Perché ciò è avvenuto?

L’Istituto afferma che il Ministero del Lavoro, dopo una interlocuzione con la Commissione Europea ha preso atto che quest’ultima lo richiede anche, per tali benefici, sicché, ad oggi, abbiamo questa situazione (si spera definitiva):

  • Per le assunzioni e le trasformazioni avvenute tra il 1° settembre 2024 ed il 30 giugno 2025, l’incremento occupazionale netto non è richiesto;
  • Per le assunzioni e le trasformazioni avvenute tra il 1° luglio 2025 ed il 31 dicembre 2025 (giorno ultimo di vigenza per le assunzioni che fruiscono dello sgravio contributivo) occorrerà che le stesse siano incrementali rispetto all’organico medio dei dodici mesi antecedenti.

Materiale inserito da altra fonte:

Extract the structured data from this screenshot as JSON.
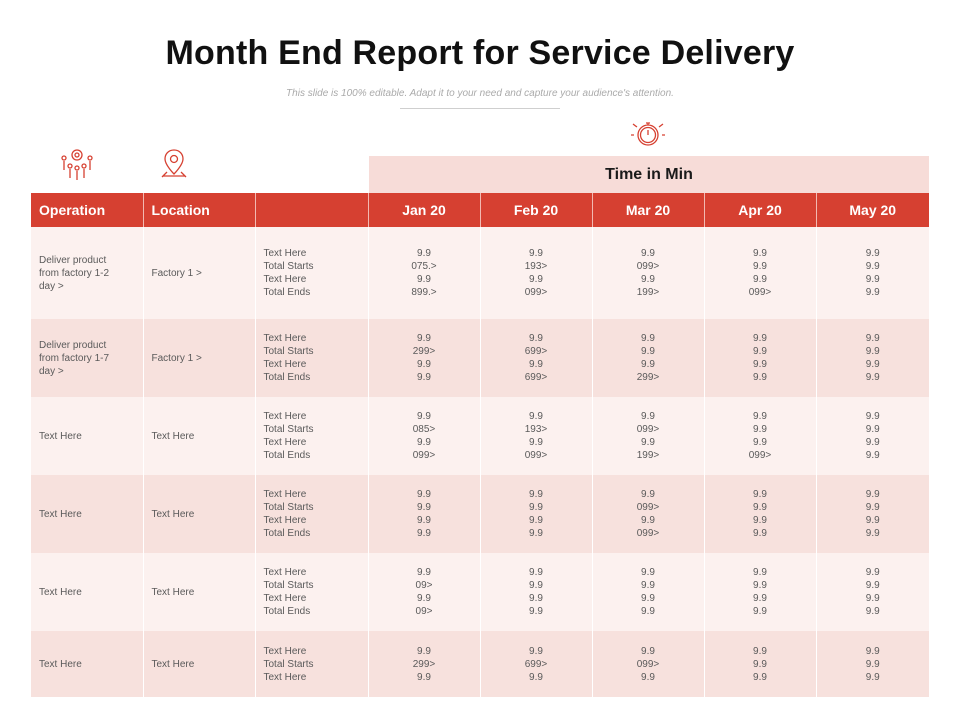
{
  "title": "Month End Report for Service Delivery",
  "subtitle": "This slide is 100% editable. Adapt it to your need and capture your audience's attention.",
  "icons": {
    "operation": "people-network-icon",
    "location": "location-pin-icon",
    "time": "stopwatch-icon"
  },
  "colors": {
    "accent": "#d64031",
    "band": "#f7dcd8",
    "row_odd": "#fcf1ef",
    "row_even": "#f7e1dd"
  },
  "time_header": "Time in Min",
  "headers": {
    "operation": "Operation",
    "location": "Location",
    "months": [
      "Jan 20",
      "Feb 20",
      "Mar 20",
      "Apr 20",
      "May 20"
    ]
  },
  "rows": [
    {
      "operation": "Deliver product from factory 1-2 day >",
      "location": "Factory 1 >",
      "labels": [
        "Text Here",
        "Total Starts",
        "Text Here",
        "Total Ends"
      ],
      "months": [
        [
          "9.9",
          "075.>",
          "9.9",
          "899.>"
        ],
        [
          "9.9",
          "193>",
          "9.9",
          "099>"
        ],
        [
          "9.9",
          "099>",
          "9.9",
          "199>"
        ],
        [
          "9.9",
          "9.9",
          "9.9",
          "099>"
        ],
        [
          "9.9",
          "9.9",
          "9.9",
          "9.9"
        ]
      ]
    },
    {
      "operation": "Deliver product from factory 1-7 day >",
      "location": "Factory 1 >",
      "labels": [
        "Text Here",
        "Total Starts",
        "Text Here",
        "Total Ends"
      ],
      "months": [
        [
          "9.9",
          "299>",
          "9.9",
          "9.9"
        ],
        [
          "9.9",
          "699>",
          "9.9",
          "699>"
        ],
        [
          "9.9",
          "9.9",
          "9.9",
          "299>"
        ],
        [
          "9.9",
          "9.9",
          "9.9",
          "9.9"
        ],
        [
          "9.9",
          "9.9",
          "9.9",
          "9.9"
        ]
      ]
    },
    {
      "operation": "Text Here",
      "location": "Text Here",
      "labels": [
        "Text Here",
        "Total Starts",
        "Text Here",
        "Total Ends"
      ],
      "months": [
        [
          "9.9",
          "085>",
          "9.9",
          "099>"
        ],
        [
          "9.9",
          "193>",
          "9.9",
          "099>"
        ],
        [
          "9.9",
          "099>",
          "9.9",
          "199>"
        ],
        [
          "9.9",
          "9.9",
          "9.9",
          "099>"
        ],
        [
          "9.9",
          "9.9",
          "9.9",
          "9.9"
        ]
      ]
    },
    {
      "operation": "Text Here",
      "location": "Text Here",
      "labels": [
        "Text Here",
        "Total Starts",
        "Text Here",
        "Total Ends"
      ],
      "months": [
        [
          "9.9",
          "9.9",
          "9.9",
          "9.9"
        ],
        [
          "9.9",
          "9.9",
          "9.9",
          "9.9"
        ],
        [
          "9.9",
          "099>",
          "9.9",
          "099>"
        ],
        [
          "9.9",
          "9.9",
          "9.9",
          "9.9"
        ],
        [
          "9.9",
          "9.9",
          "9.9",
          "9.9"
        ]
      ]
    },
    {
      "operation": "Text Here",
      "location": "Text Here",
      "labels": [
        "Text Here",
        "Total Starts",
        "Text Here",
        "Total Ends"
      ],
      "months": [
        [
          "9.9",
          "09>",
          "9.9",
          "09>"
        ],
        [
          "9.9",
          "9.9",
          "9.9",
          "9.9"
        ],
        [
          "9.9",
          "9.9",
          "9.9",
          "9.9"
        ],
        [
          "9.9",
          "9.9",
          "9.9",
          "9.9"
        ],
        [
          "9.9",
          "9.9",
          "9.9",
          "9.9"
        ]
      ]
    },
    {
      "operation": "Text Here",
      "location": "Text Here",
      "labels": [
        "Text Here",
        "Total Starts",
        "Text Here"
      ],
      "months": [
        [
          "9.9",
          "299>",
          "9.9"
        ],
        [
          "9.9",
          "699>",
          "9.9"
        ],
        [
          "9.9",
          "099>",
          "9.9"
        ],
        [
          "9.9",
          "9.9",
          "9.9"
        ],
        [
          "9.9",
          "9.9",
          "9.9"
        ]
      ]
    }
  ]
}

Dichiarazione di responsabilità nella domanda online

Il messaggio INPS richiama l’attenzione degli interessati sulla dichiarazione di responsabilità inserita nel modello di presentazione della domanda “on line”, ove il datore dovrà affermare di sapere che per le assunzioni e le trasformazioni di contratto avvenute dal 1° luglio 2025, l’ammissione allo sgravio contributivo è subordinata alla realizzazione di un incremento occupazionale netto rispetto alla determinazione di quello risultante, come media, dal computo dei dodici mesi antecedenti l’assunzione o la trasformazione.

Ovviamente, il rispetto di tale requisito si accompagna, ai fini del raggiungimento del traguardo dei benefici, al rispetto di una serie di requisiti dei quali ho già abbondantemente parlato in altre riflessioni su questo blog ed illustrato nel webinar del 12 giugno u.s., e nelle risposte alle domande pervenute già pubblicate.

Contesto più ampio: “Decreto Coesione” e criteri UE

Ora, il quadro relativo ai benefici del c.d. “Decreto Coesione” appare completamente delineato: per tutti gli sgravi contributivi relativi anche all’area ZES ed alle donne svantaggiate e molto svantaggiate, prima di procedere all’assunzione occorre ben ponderare tale requisito che, non è nuovo nel nostro ordinamento ma che, nella sostanza, viene richiesto dagli organismi comunitari laddove vengono riconosciuti benefici, anche con il concorso di fondi europei.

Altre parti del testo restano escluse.